Choosing Great Toys for Your Child

We want our children to learn through play and we often think of toys as the means for accomplishing this. Before investing money in the purchase of a toy, consider the following questions and ideas.

  • Does the toy appeal to the child’s stage or level of development? The following list pairs common toys with children’s developmental levels at various ages. If your child does not yet show an interest in the toys in his/her chronological age group, drop down an age category or two. Similarly, if your child has a “chronologically-appropriate” toy which s/he is not currently using, put it into the closet and recycle it at a later date when the child has the maturity to find it interesting.
  • Is the toy appropriate for the child’s current stage of development, not just chronological age?
  • For children who have special needs, does the toy fits those special needs and/or aversions? For example, a child who has sensory integration difficulties may find a Jack-in-the-Box too disruptive and upsetting.
  • Is the toy fun? If the child does not enjoy a toy it will be useless. Before purchasing a toy, observe what kinds of toys your child is drawn to and purchase a similar toy but at a slightly more challenging level. For example, legos are toys that increase in complexity as the child matures.
  • Will the toy contribute to the child’s growth and development? The best toys require active, not passive participation and challenge the child’s reasoning and motor skills. Limit the purchase of DVD’s and video games.
  • Does the toy have multiple purposes which require a variety of skills and interests? Some old favorites in this category are blocks, beads, building toys, dolls, toy cars and trucks, crayons, markers and paper.
  • Is the toy child-safe? It should have no removable parts which a child can swallow and no rough or sharp edges. The best toys are washable.
  • Be a borrower and a lender. Set up a toy swap with a group of friends or a play group. Swap groups of toys with other families at monthly or bi-monthly meetings.
  • Toys do not have to be expensive or fancy to be developmentally appropriate and fun. Look at supermarkets, hardware, variety and fabric stores for items that children will enjoy. Gather household objects such as pots and pans, spools of thread, shoelaces or ribbons, plastic containers, wooden spoons and empty boxes.

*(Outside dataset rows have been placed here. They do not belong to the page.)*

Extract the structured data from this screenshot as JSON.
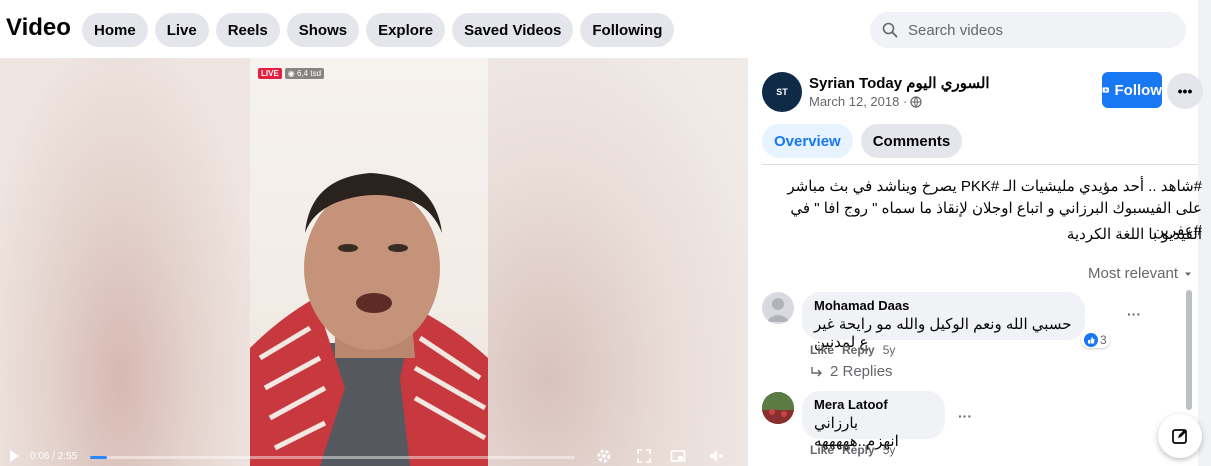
{
  "app": {
    "title": "Video"
  },
  "nav": {
    "items": [
      {
        "label": "Home"
      },
      {
        "label": "Live"
      },
      {
        "label": "Reels"
      },
      {
        "label": "Shows"
      },
      {
        "label": "Explore"
      },
      {
        "label": "Saved Videos"
      },
      {
        "label": "Following"
      }
    ]
  },
  "search": {
    "placeholder": "Search videos",
    "icon": "search-icon"
  },
  "video": {
    "live_label": "LIVE",
    "viewers": "6,4 tsd",
    "timecode": "0:06 / 2:55",
    "progress_fraction": 0.036,
    "accent_color": "#2d88ff"
  },
  "post": {
    "page_name": "Syrian Today السوري اليوم",
    "avatar_text": "ST",
    "date": "March 12, 2018 ·",
    "follow_label": "Follow",
    "more_label": "•••",
    "tabs": [
      {
        "label": "Overview",
        "active": true
      },
      {
        "label": "Comments",
        "active": false
      }
    ],
    "description_line1": "#شاهد .. أحد مؤيدي مليشيات الـ #PKK يصرخ ويناشد في بث مباشر على الفيسبوك البرزاني و اتباع اوجلان لإنقاذ ما سماه \" روج افا \" في #عفرين",
    "description_line2": "الفيديو با اللغة الكردية",
    "sort_label": "Most relevant",
    "brand_color": "#1877f2"
  },
  "comments": [
    {
      "author": "Mohamad Daas",
      "text": "حسبي الله ونعم الوكيل والله مو رايحة غير ع لمدنين",
      "like": "Like",
      "reply": "Reply",
      "age": "5y",
      "reactions": "3",
      "replies_label": "2 Replies"
    },
    {
      "author": "Mera Latoof",
      "text": "بارزاني انهزم..هههههه",
      "like": "Like",
      "reply": "Reply",
      "age": "5y"
    }
  ]
}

Toys and Stages of Development

When choosing toys and activities for your child, remember to pick those appropriate to your child’s developmental stage. Some items are good for several ages, such as blocks and building materials, books of all kinds, and tricycles/bikes. Children with delayed development may need toys and activities from a younger stage.

Infants birth – 17 months

Toys: rattles, crib toys, mirrors, mobiles, playmats, teething toys, infant swings, squeeze toys, suction toys for high chair and car seats, busy boxes, music.   

Skills developed: listening, hand-eye coordination, crawling, balance, standing, independent walking, coordination of the two sides of the body, simple imitation of sounds, social behaviors, beginning language and speech development.

Toddlers  18 months – 3 years

Toys: blocks, shape sorters, ride-on toys, push/pull toys, stacking/nesting toys, balls, board books, sand/water play, play-doh, large beads/pegs, cars/trucks, baby dolls, songs and finger plays.

Skills developed: body awareness, coordination of body movement to rhythms, language and speech development, isolated motion of fingers for grasping and release, hand strength, cognitive concepts like in/out, big/little, same/different, early pretend play.

Preschoolers  4 – 5 years

Toys: simple inset puzzles, lacing beads, tricycles, marble run, books, pretend toys (e.g. cooking/kitchen sets, tea sets and carpenter tools, dress-ups, doll houses), drawing/coloring, simple train sets, toss/catch games.

Skills developed: agility and balance, muscular strength, simple spelling and letter recognition, fine motor coordination, development of dominant hand, independence in personal care activities, pretend play, social and cognitive skills.

Elementary School  6 – 10 years

Toys: legos, bicycles, rollerblades or skates, board games like checkers, beginning sports, cooking activities, dramatic play toys, trains/racing car sets, radio/stereo, CD players.

Skills developed: strength and coordination, social skills, problem-solving skills, copying and writing skills, pretend play, language development.